We build these all together into a single xla_extension.so.
We support at the moment 3 Python versions {3.6,3.7,3.8} and 5 CUDA variants {none,9.2,10.0,10.1,10.2}. Because we link everything into a single shared object, this means we make 3 * 5 release builds.
If we were to split the Python-binding parts from the compiler/runtime parts, we would instead only need to perform 3 + 5 builds. One way to do this would be to split our shared libraries into two: a) a thin Python binding layer (small, cheap to build) b) most of the C++ code
Note: both parts would still need to be built and distributed together, because we don't have a stable API or ABI between the two.
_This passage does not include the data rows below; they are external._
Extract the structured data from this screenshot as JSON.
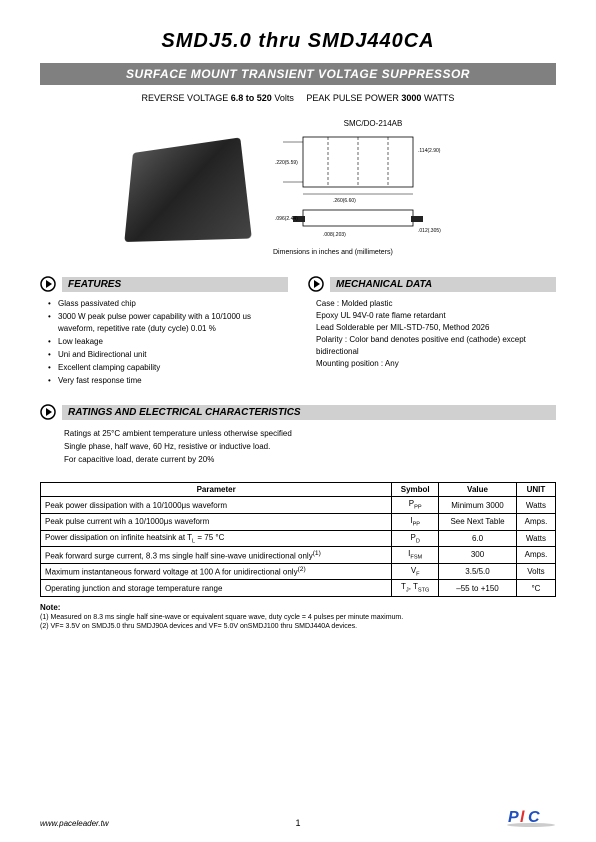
{
  "header": {
    "title": "SMDJ5.0  thru  SMDJ440CA",
    "subtitle": "SURFACE MOUNT TRANSIENT VOLTAGE SUPPRESSOR",
    "rev_voltage_label": "REVERSE VOLTAGE",
    "rev_voltage_range": "6.8 to 520",
    "rev_voltage_unit": "Volts",
    "peak_power_label": "PEAK PULSE POWER",
    "peak_power_value": "3000",
    "peak_power_unit": "WATTS"
  },
  "mech_drawing": {
    "caption": "SMC/DO-214AB",
    "dim_note": "Dimensions in inches and (millimeters)"
  },
  "features": {
    "heading": "FEATURES",
    "items": [
      "Glass passivated chip",
      "3000 W peak pulse power capability with a 10/1000 us  waveform, repetitive rate (duty cycle) 0.01 %",
      "Low leakage",
      "Uni and Bidirectional unit",
      "Excellent clamping capability",
      "Very fast response time"
    ]
  },
  "mechdata": {
    "heading": "MECHANICAL DATA",
    "lines": [
      "Case :  Molded plastic",
      "Epoxy   UL 94V-0 rate flame retardant",
      "Lead   Solderable per MIL-STD-750, Method 2026",
      "Polarity : Color band denotes  positive end (cathode) except bidirectional",
      "Mounting position : Any"
    ]
  },
  "ratings": {
    "heading": "RATINGS AND ELECTRICAL CHARACTERISTICS",
    "intro": [
      "Ratings at 25°C ambient temperature unless otherwise specified",
      "Single phase, half wave, 60 Hz, resistive or inductive load.",
      "For capacitive load, derate current by 20%"
    ],
    "columns": [
      "Parameter",
      "Symbol",
      "Value",
      "UNIT"
    ],
    "rows": [
      {
        "param": "Peak power dissipation with a 10/1000μs waveform",
        "symbol": "P<sub>PP</sub>",
        "value": "Minimum 3000",
        "unit": "Watts"
      },
      {
        "param": "Peak pulse current wih a 10/1000μs waveform",
        "symbol": "I<sub>PP</sub>",
        "value": "See Next Table",
        "unit": "Amps."
      },
      {
        "param": "Power dissipation on infinite heatsink at T<sub>L</sub> = 75 °C",
        "symbol": "P<sub>D</sub>",
        "value": "6.0",
        "unit": "Watts"
      },
      {
        "param": "Peak forward surge current, 8.3 ms single half sine-wave unidirectional only<sup>(1)</sup>",
        "symbol": "I<sub>FSM</sub>",
        "value": "300",
        "unit": "Amps."
      },
      {
        "param": "Maximum instantaneous forward voltage at 100 A for unidirectional only<sup>(2)</sup>",
        "symbol": "V<sub>F</sub>",
        "value": "3.5/5.0",
        "unit": "Volts"
      },
      {
        "param": "Operating junction and storage temperature range",
        "symbol": "T<sub>J</sub>, T<sub>STG</sub>",
        "value": "–55 to +150",
        "unit": "°C"
      }
    ],
    "note_heading": "Note:",
    "notes": [
      "(1) Measured on 8.3 ms single half sine-wave or equivalent square wave, duty cycle = 4 pulses per minute maximum.",
      "(2) VF= 3.5V on SMDJ5.0 thru SMDJ90A devices and VF= 5.0V onSMDJ100 thru SMDJ440A devices."
    ]
  },
  "footer": {
    "url": "www.paceleader.tw",
    "page": "1"
  },
  "colors": {
    "bar_bg": "#808080",
    "section_bg": "#d0d0d0",
    "logo_blue": "#2050c0",
    "logo_red": "#e03030"
  }
}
Possible refinement: distribute the Python-specific and CPU-only parts as jaxlib, and distribute a CUDA "plugin" separately (e.g., jaxlib-cuda92) that contains only the GPU plugin as a shared library.
I created an issue for this on the tensorflow github
FWIW, we have pre-built XLA packages here: https://github.com/elixir-nx/xla
This solution is pretty specific to our projects and so might not be useful for everyone trying to use XLA, but it ships with enough to at least experiment and build with XLA outside of TensorFlow.
I'm going to declare this fixed, because we've now started shipping our CUDA support as a PJRT plugin (jax-cuda12-pjrt). This eliminated the worst part of the "product" because we now build CUDA support exactly once with no Python version dependence. We may do the same for CPU support also at some point.